10. Classify failures:
- product bug;
- test data/setup bug;
- BSC Testnet/RPC external issue;
- infrastructure capacity issue;
- known product gap.
11. Decide whether to proceed to the next stage.
## Worker Result Schema
Each worker should produce a JSON result:
```json
{
"workerId": "C8-W03",
"stage": 8,
"runId": "20260606-perf-C8-W03",
"status": "pass",
"buyerUserId": "<id>",
"sellerUserIds": ["<id>", "<id>", "<id>"],
"purchaseRequestId": "<uuid>",
"selectedOfferId": "<uuid>",
"paymentId": "<uuid>",
"txHash": "0x...",
"timingsMs": {
"login": 180,
"createRequest": 420,
"createOffers": 910,
"acceptOffer": 330,
"createPaymentIntent": 850,
"scannerConfirm": 4200,
"sellerDelivery": 380,
"buyerConfirmDelivery": 410,
"total": 12100
},
"notifications": [
{
"step": "seller_offer_created",
"recipient": "buyer",
"observed": true,
"latencyMs": 640
}
],
"errors": []
}
```
## Report Template
Create one report per full ramp:
```markdown
# Performance Profile Report - <date>
## Summary
- Target:
- Backend/frontend/scanner versions:
- Commit SHAs:
- Payment mode: live-chain / scanner fixture / API-only
- Ramp stages completed:
- Overall result:
## Key Findings
| Finding | Severity | Evidence | Next action |
|---|---|---|---|
## Stage Results
| Stage | Workers | Pass | Fail | p95 total | p95 payment intent | p95 scanner | p95 notification | 5xx rate |
|---|---:|---:|---:|---:|---:|---:|---:|---:|
## Notification Results
| Step | Expected | Observed | Missing | Wrong recipient | p95 latency |
|---|---:|---:|---:|---:|---:|
## Infrastructure
| Stage | Backend CPU/mem | Scanner CPU/mem | Mongo | Postgres | Redis | Restarts |
|---|---|---|---|---|---|---:|
## Payment Correctness
- Duplicate credits:
- Under/overpayment anomalies:
- Scanner mismatches:
- Ledger mismatches:
## Bottlenecks
- API:
- Database:
- Scanner:
- Socket/notifications:
- RPC/chain:
## Decisions
- Current safe dev concurrency:
- Recommended production target:
- Required fixes before next ramp:
```
## Initial Performance Characteristic Hypotheses
These are the expectations to validate:
- Request/offer APIs should scale mostly with Mongo/Postgres write throughput.
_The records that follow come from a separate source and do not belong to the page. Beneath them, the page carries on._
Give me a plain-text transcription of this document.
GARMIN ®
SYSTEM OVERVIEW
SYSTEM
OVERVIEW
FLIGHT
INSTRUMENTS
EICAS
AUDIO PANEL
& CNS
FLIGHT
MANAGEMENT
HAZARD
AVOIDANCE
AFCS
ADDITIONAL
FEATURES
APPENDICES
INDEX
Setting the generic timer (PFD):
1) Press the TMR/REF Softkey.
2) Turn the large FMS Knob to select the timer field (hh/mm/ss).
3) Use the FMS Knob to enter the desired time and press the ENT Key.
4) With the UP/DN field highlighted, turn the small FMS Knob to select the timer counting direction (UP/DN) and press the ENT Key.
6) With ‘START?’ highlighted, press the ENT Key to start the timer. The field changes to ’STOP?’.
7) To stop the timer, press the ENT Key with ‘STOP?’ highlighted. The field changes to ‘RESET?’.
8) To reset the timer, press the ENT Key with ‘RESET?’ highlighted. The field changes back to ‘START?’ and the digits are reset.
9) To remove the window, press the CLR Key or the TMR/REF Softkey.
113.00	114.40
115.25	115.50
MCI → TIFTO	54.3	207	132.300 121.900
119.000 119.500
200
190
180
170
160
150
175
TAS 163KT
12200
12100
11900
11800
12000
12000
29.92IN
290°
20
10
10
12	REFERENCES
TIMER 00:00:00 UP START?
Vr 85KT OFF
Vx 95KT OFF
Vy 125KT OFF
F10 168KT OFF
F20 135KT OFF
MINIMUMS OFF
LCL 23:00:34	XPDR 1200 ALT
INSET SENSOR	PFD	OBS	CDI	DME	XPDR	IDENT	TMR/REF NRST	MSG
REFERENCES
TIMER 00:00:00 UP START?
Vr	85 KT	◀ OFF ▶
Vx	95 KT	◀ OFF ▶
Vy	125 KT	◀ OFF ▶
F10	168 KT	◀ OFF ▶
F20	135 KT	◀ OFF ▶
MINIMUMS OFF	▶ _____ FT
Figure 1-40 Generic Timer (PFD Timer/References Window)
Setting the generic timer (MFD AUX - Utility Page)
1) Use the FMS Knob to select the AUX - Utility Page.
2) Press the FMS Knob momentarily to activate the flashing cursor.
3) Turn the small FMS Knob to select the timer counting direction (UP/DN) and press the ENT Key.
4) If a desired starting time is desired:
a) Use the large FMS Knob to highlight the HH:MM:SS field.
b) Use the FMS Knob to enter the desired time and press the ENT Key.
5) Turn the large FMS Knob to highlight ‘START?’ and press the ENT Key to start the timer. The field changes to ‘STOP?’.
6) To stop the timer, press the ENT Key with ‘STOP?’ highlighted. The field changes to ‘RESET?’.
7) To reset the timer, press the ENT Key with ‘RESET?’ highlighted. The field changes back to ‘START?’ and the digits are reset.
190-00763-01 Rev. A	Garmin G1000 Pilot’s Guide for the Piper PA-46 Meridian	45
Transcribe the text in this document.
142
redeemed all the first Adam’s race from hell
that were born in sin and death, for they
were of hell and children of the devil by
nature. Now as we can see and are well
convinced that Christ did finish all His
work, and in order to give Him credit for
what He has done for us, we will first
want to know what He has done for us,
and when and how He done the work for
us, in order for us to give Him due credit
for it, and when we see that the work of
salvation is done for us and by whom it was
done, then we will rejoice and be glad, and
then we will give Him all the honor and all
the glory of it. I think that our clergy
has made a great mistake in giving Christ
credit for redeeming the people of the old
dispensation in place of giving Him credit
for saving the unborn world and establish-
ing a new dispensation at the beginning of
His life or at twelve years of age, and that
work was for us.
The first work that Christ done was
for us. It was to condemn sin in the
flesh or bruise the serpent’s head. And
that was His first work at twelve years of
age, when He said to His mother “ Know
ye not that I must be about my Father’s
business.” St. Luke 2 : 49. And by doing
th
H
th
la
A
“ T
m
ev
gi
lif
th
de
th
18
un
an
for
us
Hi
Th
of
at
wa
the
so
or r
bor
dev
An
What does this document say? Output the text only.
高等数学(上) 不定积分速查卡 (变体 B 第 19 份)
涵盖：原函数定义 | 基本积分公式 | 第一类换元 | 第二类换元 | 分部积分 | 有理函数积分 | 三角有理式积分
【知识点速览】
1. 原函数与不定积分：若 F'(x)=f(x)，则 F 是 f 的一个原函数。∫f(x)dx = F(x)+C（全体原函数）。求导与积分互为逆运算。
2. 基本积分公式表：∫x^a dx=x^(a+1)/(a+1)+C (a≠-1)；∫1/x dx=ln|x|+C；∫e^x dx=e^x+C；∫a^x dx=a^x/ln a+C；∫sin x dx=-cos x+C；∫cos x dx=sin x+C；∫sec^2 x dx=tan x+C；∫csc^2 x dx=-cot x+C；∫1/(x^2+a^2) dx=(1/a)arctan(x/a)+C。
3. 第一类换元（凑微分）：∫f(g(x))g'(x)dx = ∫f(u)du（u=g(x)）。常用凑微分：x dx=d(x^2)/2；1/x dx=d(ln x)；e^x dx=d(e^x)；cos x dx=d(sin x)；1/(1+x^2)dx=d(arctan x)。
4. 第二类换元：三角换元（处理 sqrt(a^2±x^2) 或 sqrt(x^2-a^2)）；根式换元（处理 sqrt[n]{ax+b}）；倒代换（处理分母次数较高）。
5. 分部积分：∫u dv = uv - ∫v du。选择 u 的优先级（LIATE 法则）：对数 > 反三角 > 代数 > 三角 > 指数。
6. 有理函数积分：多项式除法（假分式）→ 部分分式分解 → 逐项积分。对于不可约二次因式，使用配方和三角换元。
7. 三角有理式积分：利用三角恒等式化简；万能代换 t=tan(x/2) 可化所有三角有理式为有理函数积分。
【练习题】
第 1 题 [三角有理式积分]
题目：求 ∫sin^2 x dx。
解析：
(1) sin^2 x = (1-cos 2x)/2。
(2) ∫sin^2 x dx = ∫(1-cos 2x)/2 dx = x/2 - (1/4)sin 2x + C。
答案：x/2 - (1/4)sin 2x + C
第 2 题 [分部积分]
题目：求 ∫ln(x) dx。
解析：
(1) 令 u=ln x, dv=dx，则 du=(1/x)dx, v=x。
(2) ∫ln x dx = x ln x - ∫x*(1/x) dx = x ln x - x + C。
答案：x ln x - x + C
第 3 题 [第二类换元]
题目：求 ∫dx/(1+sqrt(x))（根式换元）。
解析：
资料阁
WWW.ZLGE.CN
- Notification latency will become a visible bottleneck before raw API latency if every offer/status change creates individual Mongo inserts and socket emits.
- Scanner live-chain checks are likely bounded by BSC Testnet RPC latency and should be separated from API-only profiling.
- Payment intent creation may become slower if destination derivation, token registry lookup, and scanner registration are serial.
- Socket fanout should be watched at C16+ because each worker has multiple actors and multiple tabs/devices may multiply room membership.